What did you achieve both personally and for MSF?

  • Both professionally and personally I learnt a lot of new things from culture to new electrical systems. As a result, I kept the electrical systems running smoothly in almost all the five projects. Although it was a tough challenge, I will always cherish the experience I gained from this assignment. This was worthwhile.

Why did you choose to work for MSF?

  • I got inspired to join MSF during the Ebola crisis.

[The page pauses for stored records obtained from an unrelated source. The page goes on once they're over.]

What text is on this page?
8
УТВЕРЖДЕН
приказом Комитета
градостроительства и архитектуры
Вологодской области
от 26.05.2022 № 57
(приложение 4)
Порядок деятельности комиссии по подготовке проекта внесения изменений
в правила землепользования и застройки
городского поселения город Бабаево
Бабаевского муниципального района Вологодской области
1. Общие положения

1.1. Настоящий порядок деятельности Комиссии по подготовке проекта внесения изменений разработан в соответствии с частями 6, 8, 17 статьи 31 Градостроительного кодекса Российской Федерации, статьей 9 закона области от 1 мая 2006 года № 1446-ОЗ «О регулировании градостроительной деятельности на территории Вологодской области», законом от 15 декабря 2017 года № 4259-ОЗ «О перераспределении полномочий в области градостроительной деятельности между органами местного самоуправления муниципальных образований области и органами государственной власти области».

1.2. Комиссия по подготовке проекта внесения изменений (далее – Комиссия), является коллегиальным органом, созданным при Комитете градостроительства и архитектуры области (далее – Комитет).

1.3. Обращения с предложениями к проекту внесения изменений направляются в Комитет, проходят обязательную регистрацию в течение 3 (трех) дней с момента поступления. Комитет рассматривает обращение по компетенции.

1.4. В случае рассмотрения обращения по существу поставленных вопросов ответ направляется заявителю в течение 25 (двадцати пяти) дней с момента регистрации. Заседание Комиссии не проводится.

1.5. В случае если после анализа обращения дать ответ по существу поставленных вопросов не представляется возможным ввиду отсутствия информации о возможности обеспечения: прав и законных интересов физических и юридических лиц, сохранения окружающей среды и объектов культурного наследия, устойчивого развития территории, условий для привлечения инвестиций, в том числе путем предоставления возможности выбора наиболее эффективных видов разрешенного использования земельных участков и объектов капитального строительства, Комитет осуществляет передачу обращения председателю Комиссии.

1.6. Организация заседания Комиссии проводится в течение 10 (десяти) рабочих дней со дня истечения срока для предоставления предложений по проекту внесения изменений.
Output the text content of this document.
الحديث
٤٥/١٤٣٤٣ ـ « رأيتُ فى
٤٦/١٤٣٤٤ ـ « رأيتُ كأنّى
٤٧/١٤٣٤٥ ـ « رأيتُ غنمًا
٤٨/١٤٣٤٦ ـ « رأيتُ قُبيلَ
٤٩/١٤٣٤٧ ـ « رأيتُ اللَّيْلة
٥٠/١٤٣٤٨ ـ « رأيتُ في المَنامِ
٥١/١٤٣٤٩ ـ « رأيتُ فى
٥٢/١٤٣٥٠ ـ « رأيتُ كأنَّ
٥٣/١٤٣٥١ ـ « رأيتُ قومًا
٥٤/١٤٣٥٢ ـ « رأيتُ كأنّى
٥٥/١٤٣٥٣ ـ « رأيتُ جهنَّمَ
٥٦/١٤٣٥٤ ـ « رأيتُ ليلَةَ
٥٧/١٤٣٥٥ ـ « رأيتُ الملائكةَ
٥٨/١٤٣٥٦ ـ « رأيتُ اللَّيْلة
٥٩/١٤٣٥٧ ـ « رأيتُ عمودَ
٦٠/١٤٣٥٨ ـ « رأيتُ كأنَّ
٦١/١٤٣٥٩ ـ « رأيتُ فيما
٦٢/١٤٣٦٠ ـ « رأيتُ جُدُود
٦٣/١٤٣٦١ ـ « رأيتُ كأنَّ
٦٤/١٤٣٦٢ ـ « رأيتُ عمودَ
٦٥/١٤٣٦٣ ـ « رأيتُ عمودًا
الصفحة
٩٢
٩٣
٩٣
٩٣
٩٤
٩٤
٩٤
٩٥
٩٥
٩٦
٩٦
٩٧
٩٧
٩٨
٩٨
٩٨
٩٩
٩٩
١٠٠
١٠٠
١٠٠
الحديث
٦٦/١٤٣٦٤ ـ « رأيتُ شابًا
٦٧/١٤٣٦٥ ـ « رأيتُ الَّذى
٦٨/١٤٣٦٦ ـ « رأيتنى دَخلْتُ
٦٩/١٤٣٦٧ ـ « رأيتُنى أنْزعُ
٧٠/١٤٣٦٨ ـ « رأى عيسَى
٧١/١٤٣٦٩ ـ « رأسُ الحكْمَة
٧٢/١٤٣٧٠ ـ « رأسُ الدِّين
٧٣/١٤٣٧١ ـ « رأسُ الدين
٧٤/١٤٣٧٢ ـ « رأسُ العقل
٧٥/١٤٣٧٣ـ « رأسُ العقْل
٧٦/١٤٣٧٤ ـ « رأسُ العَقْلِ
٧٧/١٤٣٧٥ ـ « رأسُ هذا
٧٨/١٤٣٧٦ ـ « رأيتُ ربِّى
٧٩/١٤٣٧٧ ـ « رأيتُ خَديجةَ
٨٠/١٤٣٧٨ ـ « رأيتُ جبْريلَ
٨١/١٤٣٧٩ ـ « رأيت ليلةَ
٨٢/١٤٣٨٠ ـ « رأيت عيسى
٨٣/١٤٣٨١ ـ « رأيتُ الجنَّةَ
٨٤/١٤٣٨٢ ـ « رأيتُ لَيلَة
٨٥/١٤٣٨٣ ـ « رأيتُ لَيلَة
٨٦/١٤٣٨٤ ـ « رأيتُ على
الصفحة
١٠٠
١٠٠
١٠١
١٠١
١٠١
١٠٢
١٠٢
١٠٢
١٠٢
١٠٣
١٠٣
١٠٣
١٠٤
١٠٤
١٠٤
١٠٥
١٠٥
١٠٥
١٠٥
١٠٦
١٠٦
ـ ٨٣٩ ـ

I looked at how MSF teams were working in the field and helping out and felt challenged to also be part of this awesome organisation. This is when I made an application to join MSF.

How supportive is your family of your career with MSF?

  • My family is supportive and now they understand why I decided to join MSF. In the early days when I had just left for South Sudan, my wife told me that my kids were very lonely. For the first three months, my daughter would wait at the gate for some time hoping to see me coming from work as always, but it never happened. My eight-year-old boy would get emotional in the evenings or when I spoke to them via Skype.

What are your plans going forward?

  • I have been offered another assignment in Afghanistan where I will be working as a flying electrician, so probably I will be leaving in January. It’s really amazing and I am looking forward to it. For now, I will take a break and wait for my next assignment.